Se é papel do Poder Público regular, fiscalizar e controlar todas as ações e serviços de saúde, não importando se públicos ou privados (art. 197 da CF), seria oportuno pensar que, após a análise da Anvisa para registro e circulação no país de qualquer tecnologia em saúde, caberia, em nome do mesmo princípio da proteção à saúde da população, proceder-se ao exame da tecnologia registrada, por um órgão nacional, único, quanto ao seu cabimento no SUS e no rol dos planos privados, completando assim o círculo de proteção, o registro na Anvisa e o parecer sobre o cabimento da incorporação no SUS e no rol privado.

Bastaria aperfeiçoar o que já existe no país quanto à incorporação de tecnologia pelas suas insuficiências, como demonstram os números da judicialização. Um órgão nacional, autônomo, de incorporação de tecnologias em saúde que emitisse seu parecer logo após o registro da tecnologias pela Anvisa, poderia mitigar as insuficiências nas relações de ações e serviços e inibir a incorporação de tecnologias desnecessárias, criando-se uma racionalidade, sobriedade nas listagens que devem ser taxativas, mas suficientes, como ocorre na maioria dos países de saúde universalizada.

O rol de serviços não pode ser nem mitigado nem turbinado, e seu conteúdo deve corresponder às necessidades reais de saúde das pessoas. As ações judiciais devem voltar-se para combater erros, abusos, omissões públicas e privadas e não para incorporar tecnologias de modo individual. Esse órgão nacional e único, poderia ainda ter um papel revisor do rol para apontar se o mesmo, em comparação às tecnologias existentes e registradas no país, é suficiente para a garantia do direito à saúde, apontando divergências, discrepâncias, obsolescências, custo-benefício de uma tecnologia em relação a outra.

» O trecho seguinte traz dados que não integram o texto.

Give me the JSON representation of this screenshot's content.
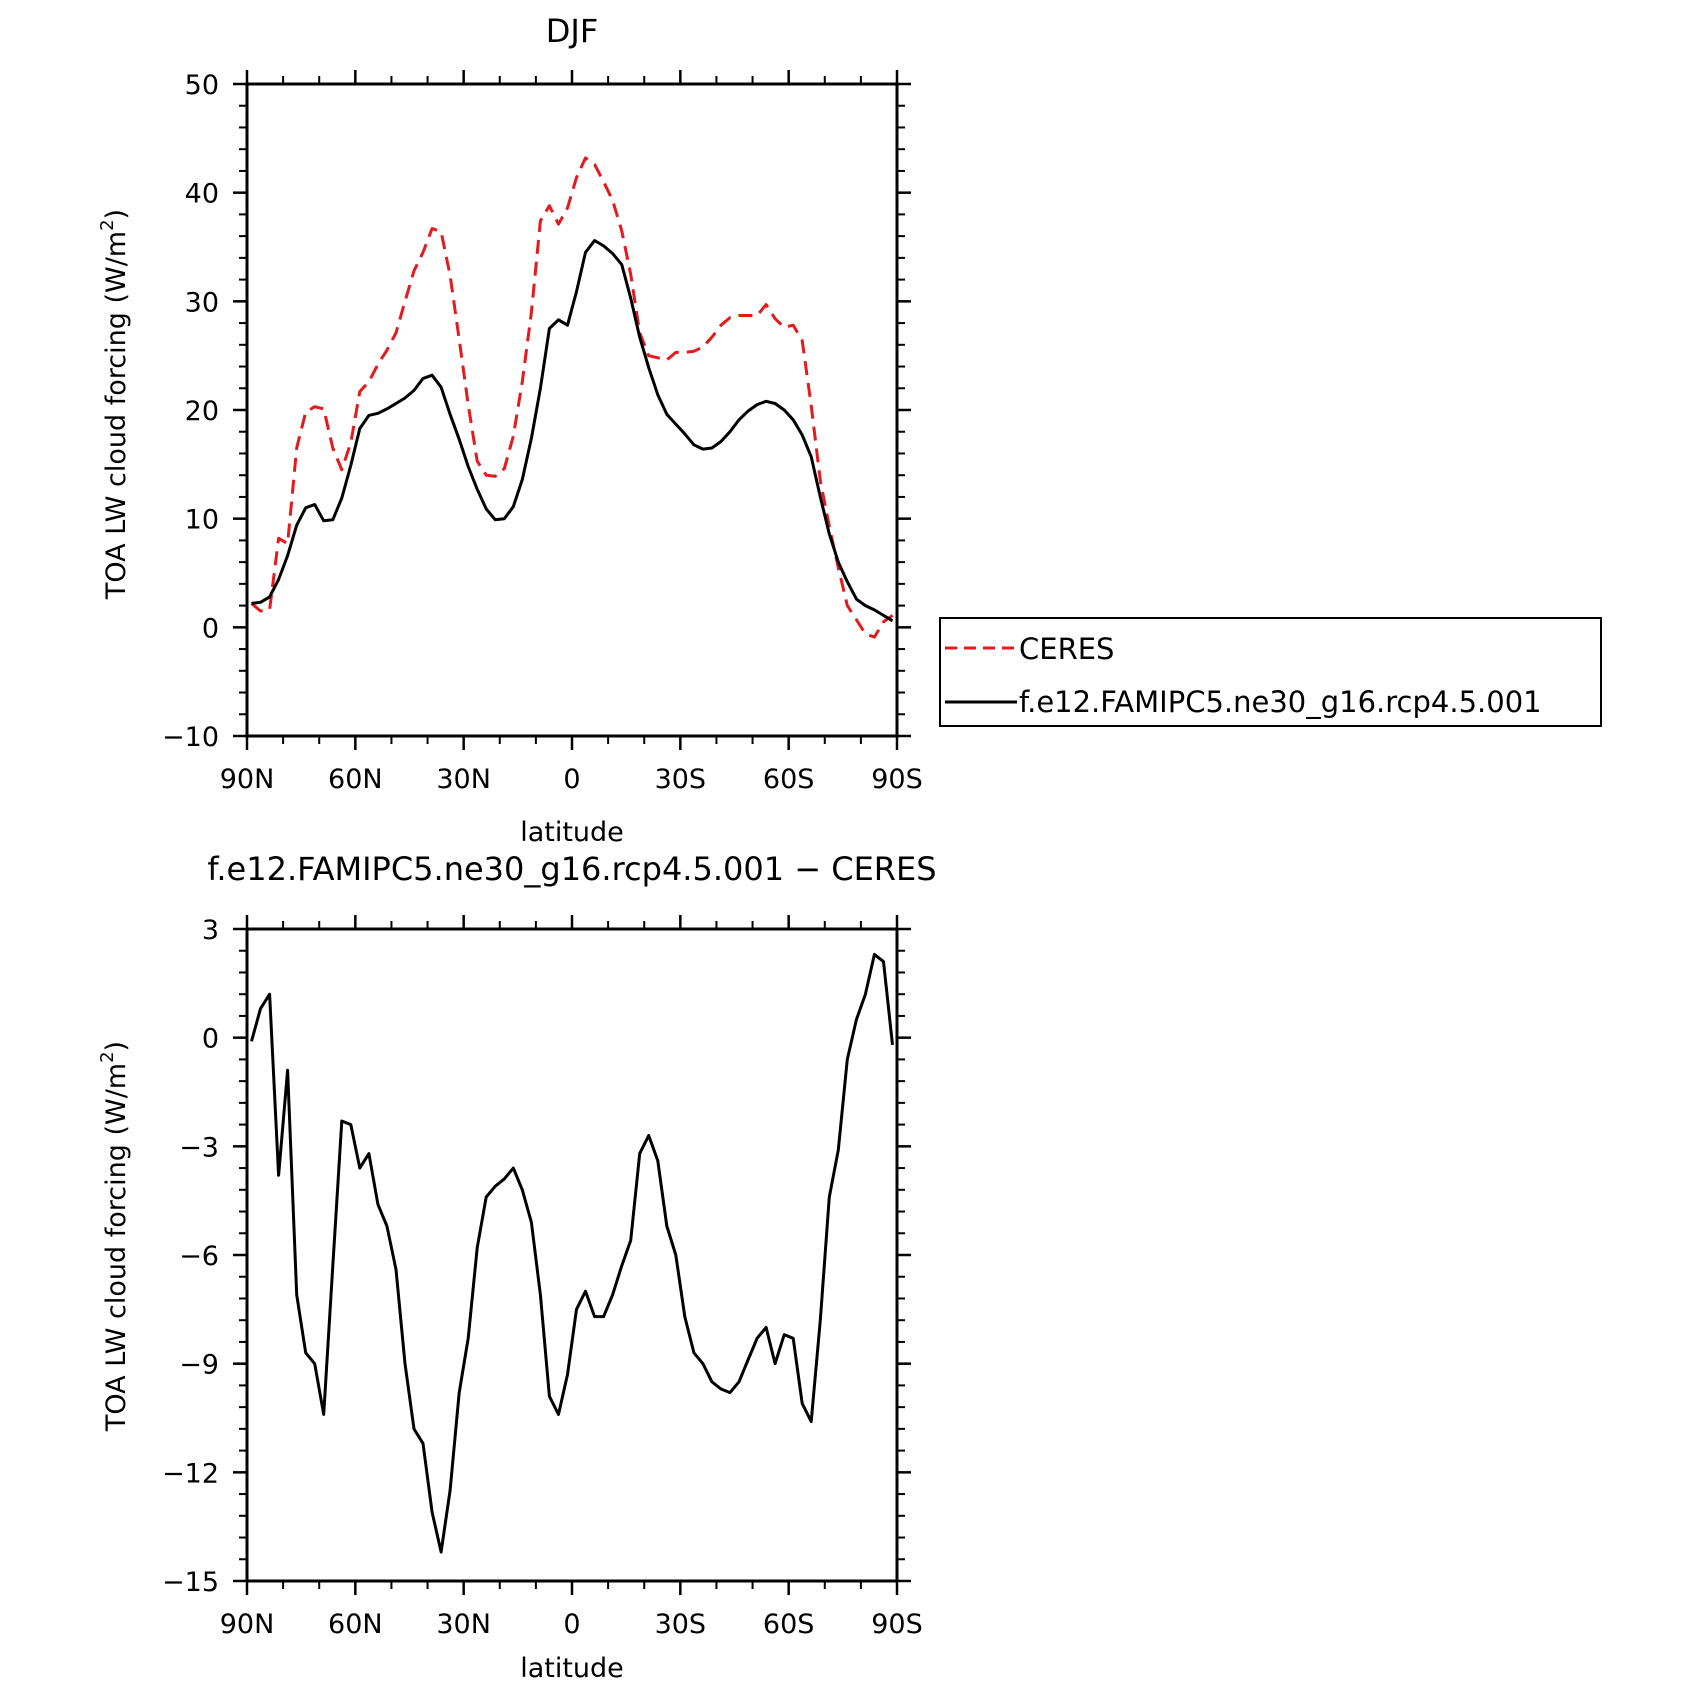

É preciso fortalecer o papel de um órgão nacional único e garantir-lhe autonomia, pondo fim a duplicação de atribuições, como a comissão da ANS e também o banco de pareceres técnico para apoio às decisões do Judiciário, de modo individualizado sobre incorporação. É preciso sair dessa armadilha de rol taxativo, exemplificativo e do deslocamento para o Judiciário de atribuição própria do Executivo.


Lenir Santos, advogada, doutora em Saúde Pública pela Unicamp, professora colaboradora do Departamento Saúde Coletiva Unicamp e presidente do Instituto de Direito Sanitário – IDISA.